I also studied for a year at Spiritual Acceleration with Bonnie Satorre deepening my trust of intuition and the multidimensional aspects of our being. Then was led to be in circle with Indigenous Shaman/Political Environmental Activist from Greenland~ Angaangaq Angakkorsuaq, which fueled a wonderful series of mystery and magic, and empowered me to really rise in using my voice and sacred songs within my healing practice.
Through meditation and a series of mysterious events, I was shown the way to ancestral sacred land in the ancient grandmother mountains of Western North Carolina, to live and work. I continue to be guided and connect to an array of enlightened disembodied and embodied beings who are so present in my life such as Yeshua, Meher Baba, Padmasambhava, Sadhguru, Sri Sri 1008 Mahamandaleshwar Adishakti Satigiri Ma, Mahavatar Babaji, Lahiri Mahasaya, Sri Yukteswar Giri, Lao Tzu, Kabir, Guru Nanak and the list goes on.
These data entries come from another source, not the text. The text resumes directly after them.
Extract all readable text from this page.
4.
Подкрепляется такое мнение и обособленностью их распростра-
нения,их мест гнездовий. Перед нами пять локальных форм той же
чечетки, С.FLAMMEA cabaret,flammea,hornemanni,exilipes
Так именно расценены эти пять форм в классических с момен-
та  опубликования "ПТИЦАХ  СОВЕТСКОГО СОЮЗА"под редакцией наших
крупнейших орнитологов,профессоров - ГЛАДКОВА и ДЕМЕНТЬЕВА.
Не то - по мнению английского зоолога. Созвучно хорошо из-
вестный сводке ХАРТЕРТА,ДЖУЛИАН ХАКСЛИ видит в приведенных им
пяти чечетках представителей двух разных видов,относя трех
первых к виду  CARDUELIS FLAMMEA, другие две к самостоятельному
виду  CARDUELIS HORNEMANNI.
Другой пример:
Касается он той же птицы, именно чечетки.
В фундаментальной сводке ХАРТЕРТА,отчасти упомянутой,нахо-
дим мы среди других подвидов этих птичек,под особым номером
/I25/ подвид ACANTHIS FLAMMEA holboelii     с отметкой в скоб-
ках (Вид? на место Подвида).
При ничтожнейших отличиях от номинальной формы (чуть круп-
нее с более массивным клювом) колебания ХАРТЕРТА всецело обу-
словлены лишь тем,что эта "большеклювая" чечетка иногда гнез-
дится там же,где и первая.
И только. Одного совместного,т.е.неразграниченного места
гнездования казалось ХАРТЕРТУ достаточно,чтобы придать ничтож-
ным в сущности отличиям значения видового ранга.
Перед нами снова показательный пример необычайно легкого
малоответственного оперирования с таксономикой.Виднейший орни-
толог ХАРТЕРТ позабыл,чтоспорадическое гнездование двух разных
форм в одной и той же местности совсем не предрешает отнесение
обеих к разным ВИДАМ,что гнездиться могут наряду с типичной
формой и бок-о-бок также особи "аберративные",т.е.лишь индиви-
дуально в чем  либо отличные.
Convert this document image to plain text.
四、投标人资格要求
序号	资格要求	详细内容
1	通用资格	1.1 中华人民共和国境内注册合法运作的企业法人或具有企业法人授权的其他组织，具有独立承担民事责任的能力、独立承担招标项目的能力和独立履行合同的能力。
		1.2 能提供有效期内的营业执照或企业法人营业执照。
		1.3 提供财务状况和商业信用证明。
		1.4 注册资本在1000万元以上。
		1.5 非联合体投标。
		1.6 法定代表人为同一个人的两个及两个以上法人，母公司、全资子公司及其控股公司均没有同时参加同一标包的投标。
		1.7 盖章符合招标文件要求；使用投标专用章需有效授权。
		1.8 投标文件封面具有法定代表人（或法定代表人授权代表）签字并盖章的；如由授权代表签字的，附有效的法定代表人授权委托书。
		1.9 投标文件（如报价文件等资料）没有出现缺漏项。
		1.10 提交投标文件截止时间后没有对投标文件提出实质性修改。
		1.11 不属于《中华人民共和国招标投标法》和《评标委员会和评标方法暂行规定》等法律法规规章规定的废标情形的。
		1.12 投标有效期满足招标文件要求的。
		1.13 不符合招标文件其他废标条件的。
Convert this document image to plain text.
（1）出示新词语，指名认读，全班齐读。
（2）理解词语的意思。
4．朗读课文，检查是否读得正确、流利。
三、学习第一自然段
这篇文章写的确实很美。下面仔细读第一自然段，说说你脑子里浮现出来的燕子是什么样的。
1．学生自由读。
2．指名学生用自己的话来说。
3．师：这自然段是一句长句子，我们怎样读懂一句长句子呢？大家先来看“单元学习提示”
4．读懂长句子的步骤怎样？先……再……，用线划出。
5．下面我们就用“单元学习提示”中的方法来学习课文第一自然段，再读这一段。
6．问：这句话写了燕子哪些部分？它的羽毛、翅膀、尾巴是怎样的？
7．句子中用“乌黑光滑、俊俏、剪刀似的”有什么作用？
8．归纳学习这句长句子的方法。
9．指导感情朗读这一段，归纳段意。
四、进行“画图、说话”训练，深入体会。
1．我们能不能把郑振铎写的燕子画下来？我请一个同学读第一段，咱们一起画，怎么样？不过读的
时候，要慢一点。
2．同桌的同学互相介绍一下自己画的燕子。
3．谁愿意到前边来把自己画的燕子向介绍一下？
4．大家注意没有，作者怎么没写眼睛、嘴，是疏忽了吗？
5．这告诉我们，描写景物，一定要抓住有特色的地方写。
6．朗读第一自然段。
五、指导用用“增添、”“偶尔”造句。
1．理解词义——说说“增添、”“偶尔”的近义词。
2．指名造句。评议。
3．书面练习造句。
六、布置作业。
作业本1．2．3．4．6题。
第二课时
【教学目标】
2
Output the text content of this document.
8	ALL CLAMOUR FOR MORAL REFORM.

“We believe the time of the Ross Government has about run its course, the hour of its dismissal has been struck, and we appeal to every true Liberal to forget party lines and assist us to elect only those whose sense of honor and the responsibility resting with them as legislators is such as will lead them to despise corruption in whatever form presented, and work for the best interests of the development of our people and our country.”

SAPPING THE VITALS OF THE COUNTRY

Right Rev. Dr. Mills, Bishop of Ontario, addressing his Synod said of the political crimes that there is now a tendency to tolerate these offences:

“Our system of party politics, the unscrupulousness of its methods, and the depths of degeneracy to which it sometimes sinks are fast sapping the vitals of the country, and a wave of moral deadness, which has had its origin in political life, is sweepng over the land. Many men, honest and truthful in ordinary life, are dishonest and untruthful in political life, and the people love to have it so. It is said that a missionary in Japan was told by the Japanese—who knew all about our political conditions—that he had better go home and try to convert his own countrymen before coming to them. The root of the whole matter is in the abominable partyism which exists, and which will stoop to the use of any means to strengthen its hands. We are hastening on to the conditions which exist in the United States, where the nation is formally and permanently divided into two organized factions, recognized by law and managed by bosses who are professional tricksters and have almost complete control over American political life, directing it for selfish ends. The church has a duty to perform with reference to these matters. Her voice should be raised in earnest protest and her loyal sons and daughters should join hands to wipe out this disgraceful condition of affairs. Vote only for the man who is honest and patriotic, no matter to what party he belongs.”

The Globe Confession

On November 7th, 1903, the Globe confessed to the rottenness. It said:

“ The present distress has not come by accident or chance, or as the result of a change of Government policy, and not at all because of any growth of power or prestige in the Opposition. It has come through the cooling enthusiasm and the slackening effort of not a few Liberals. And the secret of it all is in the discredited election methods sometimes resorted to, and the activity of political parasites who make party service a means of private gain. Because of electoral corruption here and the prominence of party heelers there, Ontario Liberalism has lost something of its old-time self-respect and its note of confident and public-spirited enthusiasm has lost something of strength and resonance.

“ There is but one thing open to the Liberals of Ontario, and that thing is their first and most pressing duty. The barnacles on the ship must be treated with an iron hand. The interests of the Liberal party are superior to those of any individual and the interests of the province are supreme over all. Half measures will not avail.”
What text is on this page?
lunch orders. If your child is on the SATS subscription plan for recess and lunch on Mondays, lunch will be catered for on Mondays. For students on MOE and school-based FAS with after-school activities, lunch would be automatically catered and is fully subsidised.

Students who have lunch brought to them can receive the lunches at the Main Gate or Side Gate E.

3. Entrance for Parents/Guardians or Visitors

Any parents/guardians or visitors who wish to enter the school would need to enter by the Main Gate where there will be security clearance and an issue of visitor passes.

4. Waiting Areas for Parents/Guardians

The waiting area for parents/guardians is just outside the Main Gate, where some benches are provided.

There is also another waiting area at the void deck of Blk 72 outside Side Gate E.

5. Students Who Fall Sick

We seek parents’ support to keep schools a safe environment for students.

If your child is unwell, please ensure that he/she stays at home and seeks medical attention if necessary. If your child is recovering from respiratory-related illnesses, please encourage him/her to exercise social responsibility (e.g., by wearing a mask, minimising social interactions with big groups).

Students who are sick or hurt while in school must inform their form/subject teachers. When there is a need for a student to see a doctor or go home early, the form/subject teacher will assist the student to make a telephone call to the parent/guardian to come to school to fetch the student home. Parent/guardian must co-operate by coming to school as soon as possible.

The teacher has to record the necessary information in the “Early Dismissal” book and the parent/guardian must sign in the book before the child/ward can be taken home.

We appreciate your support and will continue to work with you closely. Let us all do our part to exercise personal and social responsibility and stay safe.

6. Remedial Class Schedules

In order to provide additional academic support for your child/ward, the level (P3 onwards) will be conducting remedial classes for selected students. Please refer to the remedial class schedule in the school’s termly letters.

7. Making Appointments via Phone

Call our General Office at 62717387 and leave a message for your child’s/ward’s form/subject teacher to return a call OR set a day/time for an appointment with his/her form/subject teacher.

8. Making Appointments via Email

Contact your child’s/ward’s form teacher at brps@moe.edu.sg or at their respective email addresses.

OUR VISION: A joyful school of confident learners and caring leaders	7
I have also received additional education throughout the years in Prenatal Yoga, Yoga Nidra, Yin Yoga, Ancient Tantric Practices, QiGong, Sound healing, Breath- work, Taoist Sacred Sexuality, Pranic Nourishment, Meditation, Dream Yoga, Somatic trauma therapy training, Sufi Whirling, a year long wild foraging study, and am presently in the midst of a 2 year Practitioner Program in Voice and Sound Healing for groups and individuals.
I learned to trust my intuition which led me to alternative ways of healing Lyme and chronic illness. A journey of deep surrender into the unknowns of life. A novel of learning and expansion. A realization that my greatest teachers are the playground of life, the very relationships that surround me, and the serene moments in stillness.
I am grateful for all the incredible, not always easy teaching moments, as well as the fountain of continual support I have received from the seen and unseen realms within my journey of following the path, "the way" of "Healer Heal Thyself". It has been a renewal of rich lessons of how to unfold, dissolve and Be. Allowing the layers of untruths to unearth from within, so that the truth can penetrate every cell of being.
As for Seeds of Satya, I have to live into my purpose every single day in order to serve it. Buddha said, "Peace comes from within. Do not seek it without", then Jesus later said, "The Kingdom of God is within you". This is what Seeds of Satya was created to do- Awaken Truth Within and Magic Without, bridging the distance between the heart and mind.